= Aberdeen, Grey County, Ontario =

Aberdeen is a community in the Municipality of West Grey in Grey County, Ontario, Canada. Aberdeen consists of a series of houses in a historical Canadian village site. The village is located north of both the Durham Interforest factory and the stretch of Grey Road 4 between Durham and Hanover.

The first settlers came to Aberdeen around 1845. Milton C. Schofield built the first mill there on the Rocky Saugeen River in 1851. For a while, the small emerging village was called Scholfield's Mill.

School was first taught in local homes, but a log structure was erected in 1854. S.S. Bentinck 10 was built in 1873. It was a stone building measuring 38 feet by 30 feet and costing $9 to build. Most of the labour and materials were donated. Dr. William J. Dunlop, minister of education in the Leslie Frost cabinet, 1951–59, received his education there. By 1945, the school was closed and any remaining students walked or were driven three miles to nearby Rocky Saugeen School. The school briefly reopened in 1966, but closed for good in 1967, when school amalgamation occurred and students were bussed to nearby Durham.

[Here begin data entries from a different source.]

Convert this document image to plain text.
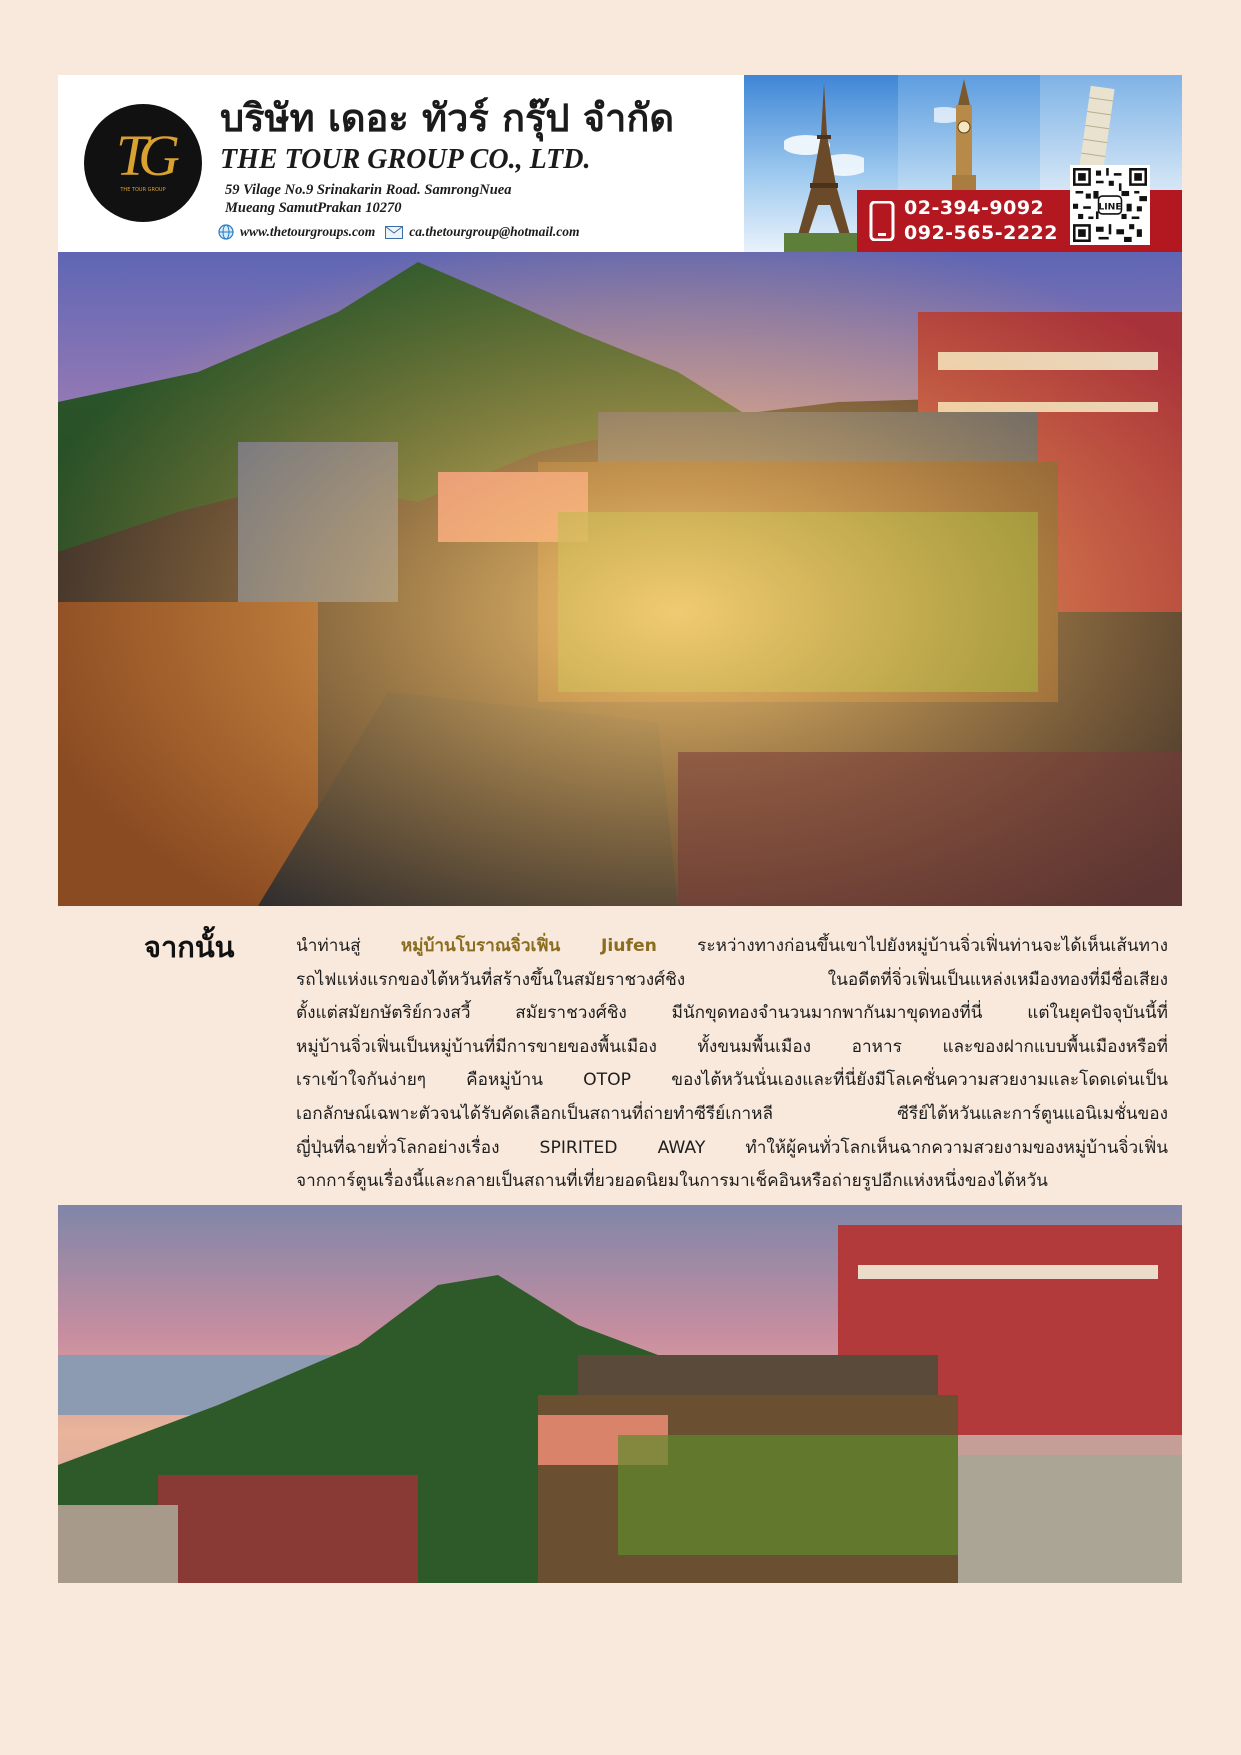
TG
THE TOUR GROUP
บริษัท เดอะ ทัวร์ กรุ๊ป จำกัด
THE TOUR GROUP CO., LTD.
59 Vilage No.9 Srinakarin Road. SamrongNuea
Mueang SamutPrakan 10270
www.thetourgroups.com	ca.thetourgroup@hotmail.com
02-394-9092
092-565-2222
LINE
จากนั้น	นำท่านสู่ หมู่บ้านโบราณจิ่วเฟิ่น Jiufen ระหว่างทางก่อนขึ้นเขาไปยังหมู่บ้านจิ่วเฟิ่นท่านจะได้เห็นเส้นทาง
รถไฟแห่งแรกของไต้หวันที่สร้างขึ้นในสมัยราชวงศ์ชิง ในอดีตที่จิ่วเฟิ่นเป็นแหล่งเหมืองทองที่มีชื่อเสียง
ตั้งแต่สมัยกษัตริย์กวงสวี้ สมัยราชวงศ์ชิง มีนักขุดทองจำนวนมากพากันมาขุดทองที่นี่ แต่ในยุคปัจจุบันนี้ที่
หมู่บ้านจิ่วเฟิ่นเป็นหมู่บ้านที่มีการขายของพื้นเมือง ทั้งขนมพื้นเมือง อาหาร และของฝากแบบพื้นเมืองหรือที่
เราเข้าใจกันง่ายๆ คือหมู่บ้าน OTOP ของไต้หวันนั่นเองและที่นี่ยังมีโลเคชั่นความสวยงามและโดดเด่นเป็น
เอกลักษณ์เฉพาะตัวจนได้รับคัดเลือกเป็นสถานที่ถ่ายทำซีรีย์เกาหลี ซีรีย์ไต้หวันและการ์ตูนแอนิเมชั่นของ
ญี่ปุ่นที่ฉายทั่วโลกอย่างเรื่อง SPIRITED AWAY ทำให้ผู้คนทั่วโลกเห็นฉากความสวยงามของหมู่บ้านจิ่วเฟิ่น
จากการ์ตูนเรื่องนี้และกลายเป็นสถานที่เที่ยวยอดนิยมในการมาเช็คอินหรือถ่ายรูปอีกแห่งหนึ่งของไต้หวัน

James W. Crawford bought the mill, use of the water and dam, and 20 surrounding hectares of land for $3400 - an enormous amount of money for the time - in 1879. He updated the mill and named the village after his birthplace in Aberdeen, Scotland. The village got its first post office and blacksmith shop in 1881. Other businesses included a spinning wheel maker, a weaver, and a cooper shop.

The village boomed and expanded until 1896, when wood for the mill and export began to become scarce.

In 1896, the Electric Light Company took out a lease that would provide electricity for Durham residents until the 1940s.

Most of the land, once cleared of its trees, is totally enclosed in trees again.